「2018年問題」で雇止め続出する可能性に注意!


日本は個人消費が伸びない為、デフレ経済になっています。これは雇用を不安定化し、非正規を増やしたため、労働者が将来の不安から貯金を増やさないと安心できない為、過小消費で国民経済が縮小しているのです。その為労働者が安心して消費できるようにするため有期雇用契約社員の雇用が通算5年を超えると、労働者が申し込めば期限の定めのない雇用に転換できるように労働契約法が改正(労動契約法18条)されました。これを「無期転換制度」といい、この申し入れる権利を「無期転換申込権」といいます。

その期限が2018年です。この改正労働契約法の立法趣旨は立派でも、法律は立法趣旨どおりには解釈されません。逆に今年の後半から契約雇用の「雇止め」(=解雇)が続出するのではないか?と心配されます。法律の改正趣旨は立派でも、経営者は非正規にすれば安上がりに労働者を働かせることができるし、解雇しやすいので期間契約の雇用にしています。したがって労働契約法の改正で正社員が増えるとは限りません。むしろ我々労組の立場から経営者の強欲を考慮すると2017年後半から雇止めが続出すると見ています。

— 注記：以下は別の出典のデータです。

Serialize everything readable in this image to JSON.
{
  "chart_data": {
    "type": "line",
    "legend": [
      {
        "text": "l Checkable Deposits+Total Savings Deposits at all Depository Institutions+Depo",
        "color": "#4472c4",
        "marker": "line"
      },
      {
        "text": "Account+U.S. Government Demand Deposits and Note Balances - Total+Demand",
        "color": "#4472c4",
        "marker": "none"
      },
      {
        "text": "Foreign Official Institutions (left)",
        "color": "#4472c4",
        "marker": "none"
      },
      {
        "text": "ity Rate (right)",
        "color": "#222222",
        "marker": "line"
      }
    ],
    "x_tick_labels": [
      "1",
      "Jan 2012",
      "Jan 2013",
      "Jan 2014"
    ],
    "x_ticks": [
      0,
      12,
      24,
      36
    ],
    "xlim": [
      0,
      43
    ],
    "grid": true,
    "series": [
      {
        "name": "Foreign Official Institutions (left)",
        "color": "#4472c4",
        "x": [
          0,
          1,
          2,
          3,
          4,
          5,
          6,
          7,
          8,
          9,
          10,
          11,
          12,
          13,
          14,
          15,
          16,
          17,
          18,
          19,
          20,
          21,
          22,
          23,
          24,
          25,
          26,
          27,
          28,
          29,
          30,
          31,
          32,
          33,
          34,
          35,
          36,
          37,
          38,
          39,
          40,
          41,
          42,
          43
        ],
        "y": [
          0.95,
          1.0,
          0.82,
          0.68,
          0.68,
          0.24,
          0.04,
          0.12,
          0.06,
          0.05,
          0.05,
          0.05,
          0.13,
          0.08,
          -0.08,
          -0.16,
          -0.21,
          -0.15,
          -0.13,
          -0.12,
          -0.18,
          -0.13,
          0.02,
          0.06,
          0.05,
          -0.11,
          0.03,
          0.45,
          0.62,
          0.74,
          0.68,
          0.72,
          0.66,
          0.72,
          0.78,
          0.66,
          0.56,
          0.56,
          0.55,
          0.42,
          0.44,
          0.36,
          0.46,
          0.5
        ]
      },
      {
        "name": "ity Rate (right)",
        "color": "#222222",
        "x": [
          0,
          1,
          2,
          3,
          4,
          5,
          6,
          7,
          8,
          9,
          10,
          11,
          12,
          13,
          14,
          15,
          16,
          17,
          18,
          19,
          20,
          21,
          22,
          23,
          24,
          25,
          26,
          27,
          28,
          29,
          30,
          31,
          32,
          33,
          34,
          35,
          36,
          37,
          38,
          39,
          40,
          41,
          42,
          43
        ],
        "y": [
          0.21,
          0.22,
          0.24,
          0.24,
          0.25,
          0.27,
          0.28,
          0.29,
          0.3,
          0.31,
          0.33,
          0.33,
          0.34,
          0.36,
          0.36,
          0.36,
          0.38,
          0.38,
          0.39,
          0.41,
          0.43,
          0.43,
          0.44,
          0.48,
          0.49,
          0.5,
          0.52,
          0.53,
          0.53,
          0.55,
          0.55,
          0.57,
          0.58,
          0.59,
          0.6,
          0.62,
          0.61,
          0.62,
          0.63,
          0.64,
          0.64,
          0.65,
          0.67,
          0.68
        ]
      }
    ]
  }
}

また期限の定めのない雇用に転換しても、正社員とは区別した期限の定めのない制度で、労働条件が以前のまま低い可能性もあります。つまり日本の労働法の特徴ですが、経営者には必ず法律の抜け穴が準備されているので、この改正趣旨どおり正社員が増え、雇用が安定し、個人消費が上向くとは限りません。私はむしろ雇止め解雇が増えることを心配しています。つまり期間途中の雇止めが今年の後半に増える可能性が強いのです。

そこではっきりさせておくべきことは、期間途中の解雇は、期間の定めのない契約に比べ解雇の有効性がより厳しく判断されます。つまり大地震や大津波でもない限り、期間途中の雇止めは全て違法解雇となりますので、契約雇用の方は期間途中の雇止めに泣き寝入りしないようにして下さい。